Parmi les sites interdits j’ai été impressionnée par le barrage du lac artificiel du Drennec à Sizun qui aurait été vidé pour l’entretien en 2006 (mise en service en 1981). Il faut remonter à la période de sécheresse nationale de 1976 pour prendre conscience du manque d’eau qui a nécessité la participation de l’armée pour apporter de l’eau à certaines régions dont la Bretagne. Cette pénurie a déclenché les travaux dès 1979 sur le Drennec, travaux qui ont fini deux ans plus tard; ce lac va recouvrir 110 hectares avec un barrage de type « poids » (seule la masse de la structure suffit à contrer la pression de l’eau). C’est le seul barrage de Bretagne classé dans la catégorie des grands, il est très surveillé.

Parmi les sites discrets j’ai adoré le réservoir d’eau potable de Lorient, au pied de la tour de la Découverte, construit entre 1875-76. Il peut contenir 3 100 mètres cubes d’eau potable. Voici un réservoir d’un esthétisme fou (il illustre la couverture de ce livre): 16 colonnes épurées soutiennent des voûtes d’arêtes élégantes. L’architecte de cette merveille est Édouard Angiboust qui s’est inspiré des citernes d’Istanbul. Le matériau de construction est un béton à prise lente et résistant à l’humidité, un matériau mis au point vers 1820 en Angleterre, un ciment hydrofuge qui a remplacé la pierre de taille utilisée alors. Cet ouvrage a été en service jusqu’en 1940.

Dans les domaines privés j’ai retenu la villa Le Caruhel à Étables-sur-Mer une maison dominant la baie de St Brieuc, bâtie en 1913 et achetée en 1925 par Louis Fricotelle, riche importateur de papier à cigarettes. Les travaux d’agrandissement ont été menés par l’architecte parisien Jean de la Morinerie. L’ensemble est d’une simplicité élégante, sobre et équilibrée. À l’intérieur de la maison on peut apprécier les oeuvres du peintre Mathurin Méheut et par terre les divines mosaïques d’Isidore Odorico; les ferronneries seront confiées à Edgar Brandt et Raymond Subes, très réputés en France.

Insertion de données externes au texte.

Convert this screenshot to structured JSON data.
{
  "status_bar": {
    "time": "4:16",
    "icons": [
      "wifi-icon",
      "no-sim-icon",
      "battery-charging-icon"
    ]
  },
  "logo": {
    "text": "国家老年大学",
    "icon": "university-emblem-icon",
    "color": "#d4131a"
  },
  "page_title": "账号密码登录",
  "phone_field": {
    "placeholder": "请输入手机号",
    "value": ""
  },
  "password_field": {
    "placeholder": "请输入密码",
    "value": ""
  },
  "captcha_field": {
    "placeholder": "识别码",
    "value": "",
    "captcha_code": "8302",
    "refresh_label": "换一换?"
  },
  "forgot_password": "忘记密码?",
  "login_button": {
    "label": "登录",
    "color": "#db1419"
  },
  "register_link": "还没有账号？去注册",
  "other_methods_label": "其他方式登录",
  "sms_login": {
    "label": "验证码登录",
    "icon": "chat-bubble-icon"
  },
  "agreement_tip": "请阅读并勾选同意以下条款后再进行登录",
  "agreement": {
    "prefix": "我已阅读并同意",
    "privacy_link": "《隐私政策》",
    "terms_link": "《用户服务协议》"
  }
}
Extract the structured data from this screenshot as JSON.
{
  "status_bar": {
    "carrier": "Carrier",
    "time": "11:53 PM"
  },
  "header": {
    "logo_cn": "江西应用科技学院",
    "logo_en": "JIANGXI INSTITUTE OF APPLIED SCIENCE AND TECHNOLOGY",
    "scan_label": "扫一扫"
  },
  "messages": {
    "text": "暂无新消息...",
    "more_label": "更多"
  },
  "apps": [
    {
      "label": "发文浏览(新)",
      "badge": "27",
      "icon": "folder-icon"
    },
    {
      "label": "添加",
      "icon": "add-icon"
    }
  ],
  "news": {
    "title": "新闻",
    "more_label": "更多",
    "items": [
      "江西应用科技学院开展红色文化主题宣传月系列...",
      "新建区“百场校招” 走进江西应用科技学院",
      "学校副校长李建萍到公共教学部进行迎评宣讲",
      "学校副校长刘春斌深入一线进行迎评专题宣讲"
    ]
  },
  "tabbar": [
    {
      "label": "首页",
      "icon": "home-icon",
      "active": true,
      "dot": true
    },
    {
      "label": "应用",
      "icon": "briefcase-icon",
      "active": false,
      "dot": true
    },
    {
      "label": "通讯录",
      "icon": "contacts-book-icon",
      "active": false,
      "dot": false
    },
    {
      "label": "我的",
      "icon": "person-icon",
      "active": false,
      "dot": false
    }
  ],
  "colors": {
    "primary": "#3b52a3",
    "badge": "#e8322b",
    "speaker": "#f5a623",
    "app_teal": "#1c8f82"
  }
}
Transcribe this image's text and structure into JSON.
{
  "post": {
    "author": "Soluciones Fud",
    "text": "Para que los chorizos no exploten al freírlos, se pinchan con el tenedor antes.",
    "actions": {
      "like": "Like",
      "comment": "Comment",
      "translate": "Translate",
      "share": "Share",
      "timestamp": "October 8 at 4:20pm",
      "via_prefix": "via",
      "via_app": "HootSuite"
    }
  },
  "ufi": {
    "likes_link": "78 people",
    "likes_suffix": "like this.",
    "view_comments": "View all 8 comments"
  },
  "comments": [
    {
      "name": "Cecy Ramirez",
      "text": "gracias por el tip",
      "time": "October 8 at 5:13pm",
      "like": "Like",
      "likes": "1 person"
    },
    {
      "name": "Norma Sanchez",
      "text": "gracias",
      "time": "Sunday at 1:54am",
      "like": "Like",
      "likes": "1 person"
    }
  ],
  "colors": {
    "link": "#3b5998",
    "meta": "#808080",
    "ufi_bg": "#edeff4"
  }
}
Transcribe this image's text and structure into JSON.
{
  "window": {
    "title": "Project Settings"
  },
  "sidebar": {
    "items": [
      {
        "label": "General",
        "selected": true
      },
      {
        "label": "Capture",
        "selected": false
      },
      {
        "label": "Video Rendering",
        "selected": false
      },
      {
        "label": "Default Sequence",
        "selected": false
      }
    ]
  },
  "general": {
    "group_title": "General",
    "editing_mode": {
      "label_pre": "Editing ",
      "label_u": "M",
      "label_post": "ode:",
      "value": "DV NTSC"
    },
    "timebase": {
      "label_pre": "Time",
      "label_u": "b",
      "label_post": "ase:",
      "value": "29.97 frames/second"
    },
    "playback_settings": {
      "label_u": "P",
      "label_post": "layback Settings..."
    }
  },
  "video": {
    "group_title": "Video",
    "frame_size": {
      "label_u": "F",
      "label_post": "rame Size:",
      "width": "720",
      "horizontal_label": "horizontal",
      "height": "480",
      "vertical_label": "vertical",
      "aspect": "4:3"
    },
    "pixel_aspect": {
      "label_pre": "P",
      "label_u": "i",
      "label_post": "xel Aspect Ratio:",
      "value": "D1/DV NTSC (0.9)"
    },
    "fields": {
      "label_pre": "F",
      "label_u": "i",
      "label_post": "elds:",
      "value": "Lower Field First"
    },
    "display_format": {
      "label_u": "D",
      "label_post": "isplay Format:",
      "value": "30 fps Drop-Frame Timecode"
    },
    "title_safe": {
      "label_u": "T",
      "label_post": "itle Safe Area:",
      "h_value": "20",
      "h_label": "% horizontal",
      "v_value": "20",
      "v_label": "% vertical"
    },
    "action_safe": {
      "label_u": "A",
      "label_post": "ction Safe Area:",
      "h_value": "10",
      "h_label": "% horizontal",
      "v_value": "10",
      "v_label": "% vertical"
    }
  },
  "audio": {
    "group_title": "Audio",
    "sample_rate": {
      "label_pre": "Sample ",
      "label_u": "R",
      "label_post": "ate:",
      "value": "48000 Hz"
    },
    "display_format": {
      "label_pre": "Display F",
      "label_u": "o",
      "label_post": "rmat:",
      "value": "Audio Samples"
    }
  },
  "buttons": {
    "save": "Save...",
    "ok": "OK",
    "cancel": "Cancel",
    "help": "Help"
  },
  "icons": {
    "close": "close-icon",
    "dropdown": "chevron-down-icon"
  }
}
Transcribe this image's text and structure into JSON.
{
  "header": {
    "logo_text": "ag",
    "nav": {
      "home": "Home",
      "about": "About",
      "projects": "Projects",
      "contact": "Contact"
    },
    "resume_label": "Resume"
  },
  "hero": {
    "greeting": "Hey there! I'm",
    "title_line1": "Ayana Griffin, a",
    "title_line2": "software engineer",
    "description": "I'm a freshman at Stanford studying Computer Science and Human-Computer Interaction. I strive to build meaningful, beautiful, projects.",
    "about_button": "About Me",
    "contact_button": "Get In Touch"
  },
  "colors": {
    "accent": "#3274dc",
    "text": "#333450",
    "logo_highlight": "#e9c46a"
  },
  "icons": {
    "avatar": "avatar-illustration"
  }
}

Dans les sites délaissés j’ai remarqué la station sanitaire à Huelgoat en Finistère, en fait un sanatorium pour soigner la tuberculose qui faisait ravage au début du siècle dernier et dont Huelgoat fait partie des 23 premières à voir le jour après la promulgation d’une loi en 1915, car les infrastructures de l’époque étaient insuffisantes pour traiter civils et militaires. Le traitement se compose d’enseignements sur l’hygiène, de promenades et de repos; les chambres sont aérées quasi en permanence. Cette station fermera ses portes fin 1960; elle a été rachetée par un entrepreneur de Saint-Pol-de-Léon afin de transformer la bâtisse en logements locatifs, mais l’incendie d’un étage mit fin au projet.

Dans le chapitre des disparus il y a seulement 3 sites. Ce sont les écluses du plus grand lac d’eau douce de Bretagne, le lac Guerlédan qui m’ont impressionnée. Ce lac, entre Côtes-d’Armor et Morbihan emprunte le lit de la rivière du Blavet, lequel prend sa source à Bourbriac pour aller se jeter en rade de Lorient. Le canal qui relie Nantes à Brest (commandé par Napoleon en 1803) a nécessité la construction de 238 écluses dont 17 seront immergées au fond du lac Guerlédan ainsi que des maisons.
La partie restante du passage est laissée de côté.